Personally, I’ve been making voluntary contributions for a few years now. It was a bit of a struggle at first, but once I realised how much it could save me in taxes while building my retirement fund, I committed to setting aside a percentage of each Uber payout. Over time, it’s become a habit I don’t even think twice about.
Best Practices and Tools for Uber Drivers’ Taxes
As an Uber driver, staying organised and keeping track of your tax obligations is key to making tax season a little less stressful. Here are some practical tips and tools that will help you stay on top of your taxes year-round.
Save for Taxes: How Much You Should Set Aside
One of the most important practices I’ve learned is to save for taxes throughout the year. The last thing you want is to be hit with a large tax bill at the end of the financial year. The ATO expects you to pay tax on your Uber income, so it’s essential to plan ahead.
A good rule of thumb is to set aside 25–30% of each Uber payment for taxes. In your first year, you might want to be a little more conservative and save up to 40%, as you get used to tracking your earnings and deductions. By putting this money into a separate account, you’ll ensure you have enough when tax time rolls around.
Record Keeping Tips and Tax Software Recommendations
Proper record keeping is essential for Uber drivers. The ATO expects you to maintain records of all your income and expenses for at least five years, so staying organised is key.
Here are some tips for keeping track:
- Keep receipts for every business-related purchase. This includes fuel, maintenance, insurance, and any other business expenses. You can use apps like Receipts by Shoeboxed or Expensify to easily store and organise your receipts.
- Track your mileage. Use a mileage tracking app like DRIVR to automatically log your trips, or use your phone’s GPS to manually track your trips.
- Store tax invoices for any Uber-related expenses, including tolls, parking, and car cleaning.

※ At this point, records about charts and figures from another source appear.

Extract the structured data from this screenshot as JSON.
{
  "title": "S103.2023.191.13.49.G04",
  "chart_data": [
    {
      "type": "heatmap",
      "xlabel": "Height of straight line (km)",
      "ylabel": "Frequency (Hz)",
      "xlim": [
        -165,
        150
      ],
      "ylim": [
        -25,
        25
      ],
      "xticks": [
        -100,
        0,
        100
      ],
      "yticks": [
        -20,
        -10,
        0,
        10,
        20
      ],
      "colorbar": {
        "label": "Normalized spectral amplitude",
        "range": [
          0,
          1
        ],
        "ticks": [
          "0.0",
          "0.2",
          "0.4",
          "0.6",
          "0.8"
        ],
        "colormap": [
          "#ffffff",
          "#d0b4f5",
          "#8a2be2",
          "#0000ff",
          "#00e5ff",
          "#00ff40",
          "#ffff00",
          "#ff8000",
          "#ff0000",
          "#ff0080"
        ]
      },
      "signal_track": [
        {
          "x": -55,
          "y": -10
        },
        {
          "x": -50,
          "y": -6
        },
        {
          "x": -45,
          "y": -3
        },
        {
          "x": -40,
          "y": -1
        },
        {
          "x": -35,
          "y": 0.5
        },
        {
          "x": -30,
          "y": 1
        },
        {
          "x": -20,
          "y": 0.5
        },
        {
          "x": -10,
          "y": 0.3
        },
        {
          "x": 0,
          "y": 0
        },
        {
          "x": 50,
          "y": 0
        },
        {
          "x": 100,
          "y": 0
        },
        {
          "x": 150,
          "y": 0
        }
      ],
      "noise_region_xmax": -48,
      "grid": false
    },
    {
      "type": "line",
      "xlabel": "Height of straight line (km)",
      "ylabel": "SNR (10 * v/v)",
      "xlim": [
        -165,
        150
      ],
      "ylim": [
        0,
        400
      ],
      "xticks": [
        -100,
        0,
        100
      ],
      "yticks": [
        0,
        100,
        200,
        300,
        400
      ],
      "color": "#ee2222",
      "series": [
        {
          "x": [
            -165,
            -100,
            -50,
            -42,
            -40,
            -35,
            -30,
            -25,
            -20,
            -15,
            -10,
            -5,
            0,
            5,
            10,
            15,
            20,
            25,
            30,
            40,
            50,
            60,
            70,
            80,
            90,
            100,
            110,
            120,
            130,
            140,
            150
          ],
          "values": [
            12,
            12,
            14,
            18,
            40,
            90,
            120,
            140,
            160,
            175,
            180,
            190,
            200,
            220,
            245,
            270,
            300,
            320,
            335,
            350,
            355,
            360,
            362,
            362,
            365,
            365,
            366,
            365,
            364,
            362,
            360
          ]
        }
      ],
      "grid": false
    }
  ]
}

In terms of tax software, there are several options available that cater specifically to Uber drivers:
- DRIVR: A popular app that helps you track your trips, expenses, and GST automatically. It’s especially useful for calculating deductions and lodging your BAS.
- QuickBooks: This is a great all-rounder accounting software that can sync your Uber earnings and track all your expenses.
- Thriday: A simple accounting tool designed for self-employed individuals and Uber drivers. It tracks your Uber income, expenses, and helps with tax reporting.
Avoid Commute Claims
A common mistake many Uber drivers make is trying to claim commuting expenses—the cost of driving from home to their first pick-up or from their last drop-off back home. The ATO doesn’t allow these expenses because they’re considered personal travel, not business-related.
Being an Uber driver in Australia means you’re not just earning money on the road—you’re also managing a business. This comes with its own set of tax obligations, but the good news is that with the right knowledge and tools, it’s entirely manageable.
By setting up the right registrations, keeping track of your expenses, and understanding how GST and income tax apply to your Uber earnings, you’ll be well on your way to keeping the tax man happy. It might seem overwhelming at first, but trust me, once you get into the rhythm of tracking your income and deductions, it’ll become second nature.